Singapore scored highly in terms of family benefits and overall quality of life.
Singapore has once again – for the fourth consecutive year – emerged as the best place for expats to live and work, reported Channel NewsAsia citing an HSBC survey.
New Zealand came in second, while Germany, Canada and Bahrain rounded up the top five list.
While expats in the city-state received less on average at US$160,000, compared to those in Hong Kong who earn US$180,000 annually, Singapore did better when it comes to ratings of family benefits and overall quality of life.
In fact, almost three-quarters of expats in Singapore felt that the overall quality of life of their children is better here.
“The quality of childcare and education are considered better than at home for many expats and 60 percent say their children’s health and well-being has improved,” said the survey.
And with four out of five expats expressing confidence in the country’s economic and political stability, 78 percent said they would recommend Singapore to anyone planning to work abroad.
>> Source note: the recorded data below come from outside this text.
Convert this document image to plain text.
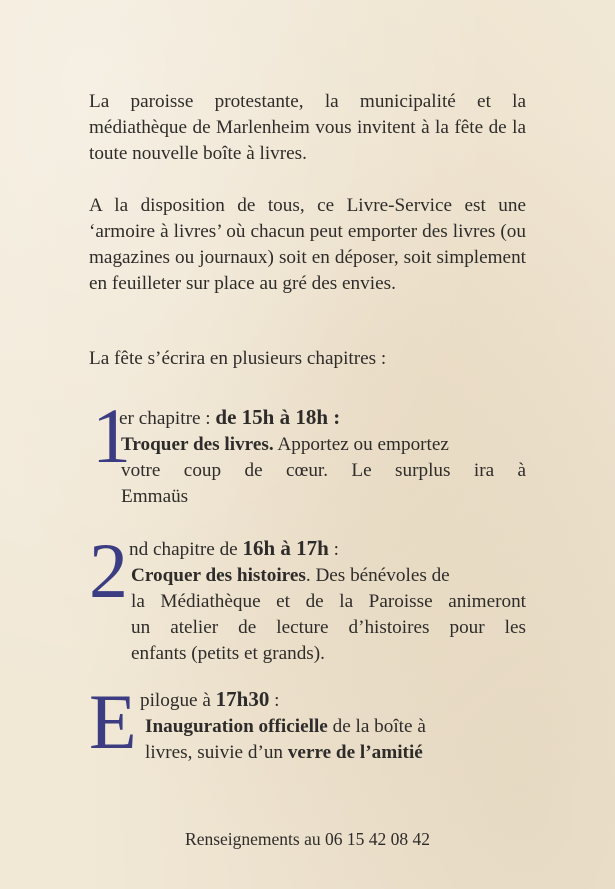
La paroisse protestante, la municipalité et la médiathèque de Marlenheim vous invitent à la fête de la toute nouvelle boîte à livres.

A la disposition de tous, ce Livre-Service est une ‘armoire à livres’ où chacun peut emporter des livres (ou magazines ou journaux) soit en déposer, soit simplement en feuilleter sur place au gré des envies.

La fête s’écrira en plusieurs chapitres :

1
er chapitre : de 15h à 18h :
Troquer des livres. Apportez ou emportez
votre coup de cœur. Le surplus ira à
Emmaüs
2 nd chapitre de 16h à 17h :
Croquer des histoires. Des bénévoles de
la Médiathèque et de la Paroisse animeront
un atelier de lecture d’histoires pour les
enfants (petits et grands).
E pilogue à 17h30 :
Inauguration officielle de la boîte à
livres, suivie d’un verre de l’amitié
Renseignements au 06 15 42 08 42
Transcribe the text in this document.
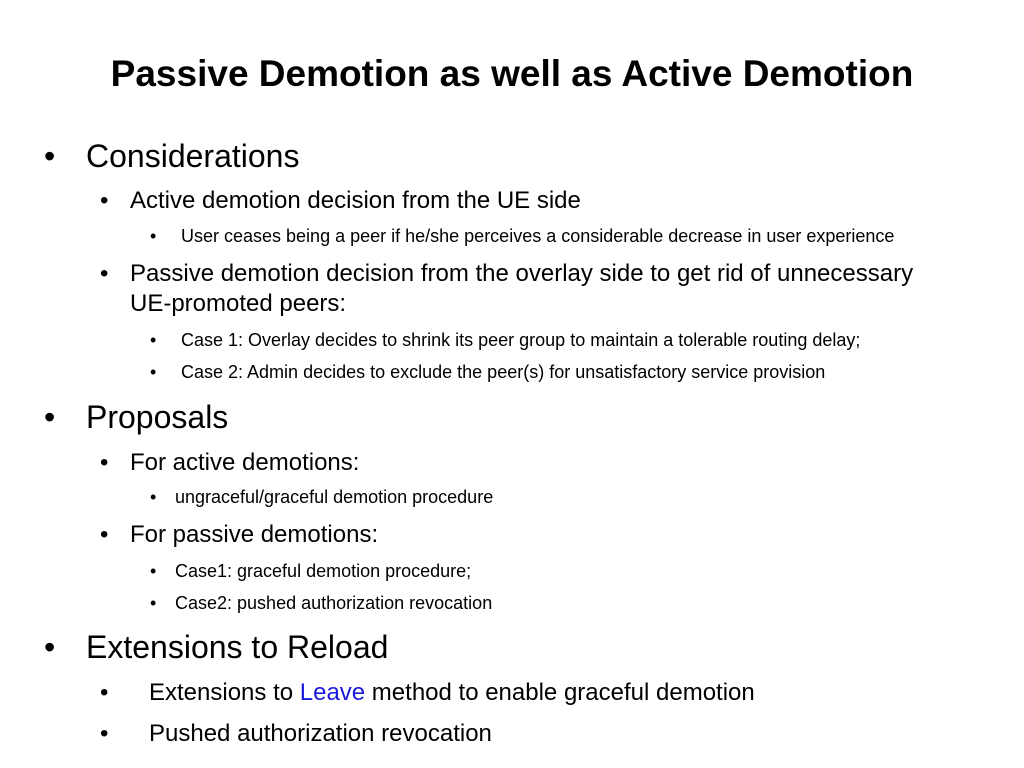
Passive Demotion as well as Active Demotion
• Considerations
• Active demotion decision from the UE side
• User ceases being a peer if he/she perceives a considerable decrease in user experience
• Passive demotion decision from the overlay side to get rid of unnecessary
UE-promoted peers:
• Case 1: Overlay decides to shrink its peer group to maintain a tolerable routing delay;
• Case 2: Admin decides to exclude the peer(s) for unsatisfactory service provision
• Proposals
• For active demotions:
• ungraceful/graceful demotion procedure
• For passive demotions:
• Case1: graceful demotion procedure;
• Case2: pushed authorization revocation
• Extensions to Reload
• Extensions to Leave method to enable graceful demotion
• Pushed authorization revocation
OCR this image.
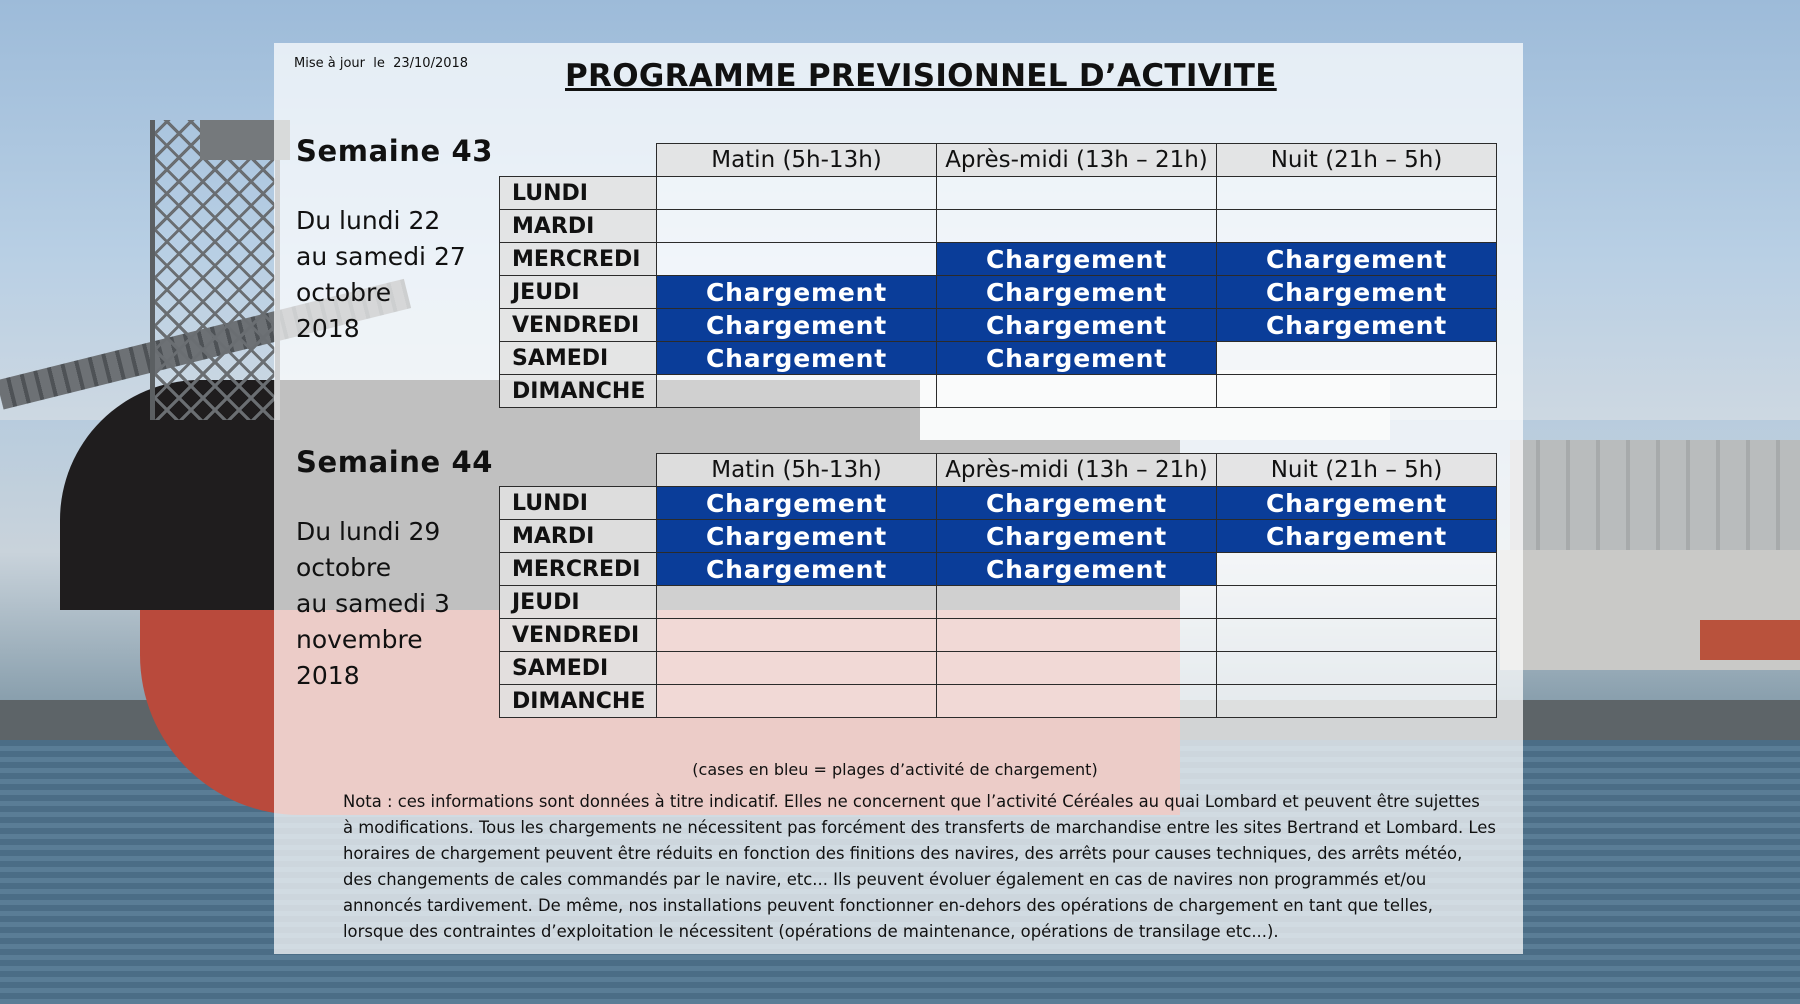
Mise à jour  le  23/10/2018	PROGRAMME PREVISIONNEL D’ACTIVITE
Semaine 43
Du lundi 22
au samedi 27
octobre
2018
	Matin (5h-13h)	Après-midi (13h – 21h)	Nuit (21h – 5h)
LUNDI			
MARDI			
MERCREDI		Chargement	Chargement
JEUDI	Chargement	Chargement	Chargement
VENDREDI	Chargement	Chargement	Chargement
SAMEDI	Chargement	Chargement	
DIMANCHE			
Semaine 44
Du lundi 29
octobre
au samedi 3
novembre
2018
	Matin (5h-13h)	Après-midi (13h – 21h)	Nuit (21h – 5h)
LUNDI	Chargement	Chargement	Chargement
MARDI	Chargement	Chargement	Chargement
MERCREDI	Chargement	Chargement	
JEUDI			
VENDREDI			
SAMEDI			
DIMANCHE			
(cases en bleu = plages d’activité de chargement)
Nota : ces informations sont données à titre indicatif. Elles ne concernent que l’activité Céréales au quai Lombard et peuvent être sujettes
à modifications. Tous les chargements ne nécessitent pas forcément des transferts de marchandise entre les sites Bertrand et Lombard. Les
horaires de chargement peuvent être réduits en fonction des finitions des navires, des arrêts pour causes techniques, des arrêts météo,
des changements de cales commandés par le navire, etc... Ils peuvent évoluer également en cas de navires non programmés et/ou
annoncés tardivement. De même, nos installations peuvent fonctionner en-dehors des opérations de chargement en tant que telles,
lorsque des contraintes d’exploitation le nécessitent (opérations de maintenance, opérations de transilage etc...).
“More than a quarter of Singapore expats may have originally been sent by their employer (27 percent), but almost half (47 percent) have stayed in this safe, well-organised city and its lush, vibrant surroundings for the great quality of life it offers them and their family,” added the survey.
The survey of 22,318 expats, however, revealed that living in the city-state can be stressful, with 46 percent of the expats saying that stress levels at work in the Southeast Asian country are higher compared to what they witnessed back home.
Singapore’s high cost of living also posed a problem to some expats, with two in four saying they could not afford to buy a home in the city-state.
Meanwhile, Singaporeans who moved abroad said they enjoyed better work/life balance, with 50 percent saying they found personal fulfilment working abroad.
“Having left a well-organised, structured and carefully managed culture to plunge into the great global unknown, far more Singaporeans abroad (51 percent) feel the experience has made them more adaptable than the global average (39 percent),” noted the survey.